表現の厳密さがゆえに複雑なフォーマットになってしまっていて、リソースの制約があるWeb上で扱うには不向きな点が多いです。
WMS/WFS
これもOGCなのですが、データ仕様ではなくWEBサービスのインタフェース仕様です。WebGISの世界では結構普及したほうかと思います。KMLがカバー出来ていない部分を補完することにもなるので、こういったWebインタフェースの方面が今後は注目されるような気がします。
JPGIS
国土地理院が主体となって、地理空間情報活用推進基本法と供に推し進めるであろう日の丸お墨付きの地理情報フォーマット。お役所仕事では強制されるのでしょうが、好んで使う気にはなれません。。。
G-XML 
データベース振興センターという団体(現在は日本情報処理開発協会と一緒になったらしいです)が主導で策定したフォーマットで、2000年前後にスタートしていてけっこう歴史が古いです。途中からGMLがベースになってしまい、正直存在意義がわからなくなってしまいました。goSVGやPlaceXMLもここから派生していったような感じのようです。最近はどうしているのかと、サイトを覗いてみると時空間GISなる文字が、、、
goSVG 
ベクターグラフィックフォーマットのSVGで地理情報を扱えるように拡張したもの。その後SVG自体の仕様に取り込まれていたはずです。複雑で重すぎたG-XMLの反省からか?WEBやモバイルでの流通を意識して、より軽量なSVGが採用されたようです。KDDI研究所が関わっていたこともあり、AUのいくつかのアプリで採用されかなり実サービスで活躍していたと思います。

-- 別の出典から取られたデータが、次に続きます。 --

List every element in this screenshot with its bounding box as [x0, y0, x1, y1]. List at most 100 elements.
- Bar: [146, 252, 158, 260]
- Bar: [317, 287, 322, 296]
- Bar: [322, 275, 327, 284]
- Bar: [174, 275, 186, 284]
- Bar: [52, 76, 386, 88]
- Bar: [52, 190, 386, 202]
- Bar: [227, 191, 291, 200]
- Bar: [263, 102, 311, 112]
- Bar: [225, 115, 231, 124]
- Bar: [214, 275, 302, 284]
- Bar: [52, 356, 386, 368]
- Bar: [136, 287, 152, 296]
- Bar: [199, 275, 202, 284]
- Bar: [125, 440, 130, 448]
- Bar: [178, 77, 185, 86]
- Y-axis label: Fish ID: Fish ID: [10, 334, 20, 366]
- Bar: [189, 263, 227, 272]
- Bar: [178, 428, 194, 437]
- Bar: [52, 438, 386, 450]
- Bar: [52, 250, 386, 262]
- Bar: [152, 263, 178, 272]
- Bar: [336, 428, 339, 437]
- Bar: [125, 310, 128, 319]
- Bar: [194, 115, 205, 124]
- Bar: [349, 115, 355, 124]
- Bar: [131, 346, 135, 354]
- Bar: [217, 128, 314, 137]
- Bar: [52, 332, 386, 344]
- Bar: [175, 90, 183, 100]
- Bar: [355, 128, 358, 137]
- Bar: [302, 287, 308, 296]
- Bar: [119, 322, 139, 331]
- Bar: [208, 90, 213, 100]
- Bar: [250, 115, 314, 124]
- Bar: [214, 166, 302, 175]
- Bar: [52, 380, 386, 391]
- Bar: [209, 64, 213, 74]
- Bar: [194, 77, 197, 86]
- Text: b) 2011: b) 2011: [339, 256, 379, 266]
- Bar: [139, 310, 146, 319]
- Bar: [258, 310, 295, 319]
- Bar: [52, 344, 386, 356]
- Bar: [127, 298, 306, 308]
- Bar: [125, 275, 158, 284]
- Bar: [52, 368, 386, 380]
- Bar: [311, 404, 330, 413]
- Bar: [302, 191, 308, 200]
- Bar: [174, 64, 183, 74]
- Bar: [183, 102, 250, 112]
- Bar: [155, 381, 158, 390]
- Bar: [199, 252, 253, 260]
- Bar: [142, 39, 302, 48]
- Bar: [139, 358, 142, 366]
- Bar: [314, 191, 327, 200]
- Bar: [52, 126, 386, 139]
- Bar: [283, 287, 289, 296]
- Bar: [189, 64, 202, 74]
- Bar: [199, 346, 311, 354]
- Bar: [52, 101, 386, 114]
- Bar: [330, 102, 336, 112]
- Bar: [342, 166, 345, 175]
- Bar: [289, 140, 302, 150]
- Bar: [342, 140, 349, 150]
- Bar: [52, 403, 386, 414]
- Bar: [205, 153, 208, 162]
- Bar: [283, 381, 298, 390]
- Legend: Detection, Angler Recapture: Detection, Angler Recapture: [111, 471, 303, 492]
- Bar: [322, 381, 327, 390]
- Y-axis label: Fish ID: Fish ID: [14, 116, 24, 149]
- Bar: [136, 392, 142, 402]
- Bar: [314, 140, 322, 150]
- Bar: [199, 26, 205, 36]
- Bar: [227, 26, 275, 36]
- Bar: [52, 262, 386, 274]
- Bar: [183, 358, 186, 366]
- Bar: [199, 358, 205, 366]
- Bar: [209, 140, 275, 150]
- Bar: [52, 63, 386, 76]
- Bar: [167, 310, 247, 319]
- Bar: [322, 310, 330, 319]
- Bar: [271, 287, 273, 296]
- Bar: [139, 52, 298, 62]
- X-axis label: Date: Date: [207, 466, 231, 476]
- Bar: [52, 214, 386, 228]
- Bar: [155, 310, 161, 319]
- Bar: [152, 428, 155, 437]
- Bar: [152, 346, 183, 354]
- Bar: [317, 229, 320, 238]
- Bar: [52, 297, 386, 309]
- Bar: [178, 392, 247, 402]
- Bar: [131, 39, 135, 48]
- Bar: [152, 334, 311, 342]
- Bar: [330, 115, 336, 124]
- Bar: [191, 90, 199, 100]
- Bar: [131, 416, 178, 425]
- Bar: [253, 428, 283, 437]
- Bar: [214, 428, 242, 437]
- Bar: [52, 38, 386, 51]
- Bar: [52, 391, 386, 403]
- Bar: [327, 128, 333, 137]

AdobeがSVGに力を入れなくなってしまいましたし、KDDIもGoogleと組んでしまったので、今後はどうなるのでしょうか、、、
 結局どのフォーマットも目指していたところは似ていて、さらにそれを実現するためにはキラーアプリが必要という認識まで同じようにたどり着いているのですが、結局実現できたのはGoogleだけでした。
 当時の自分は、上記のようなプロジェクトの末端で働いていたので、今のKMLの状況は感慨深いような、してやられたような複雑な気持ちだったりします。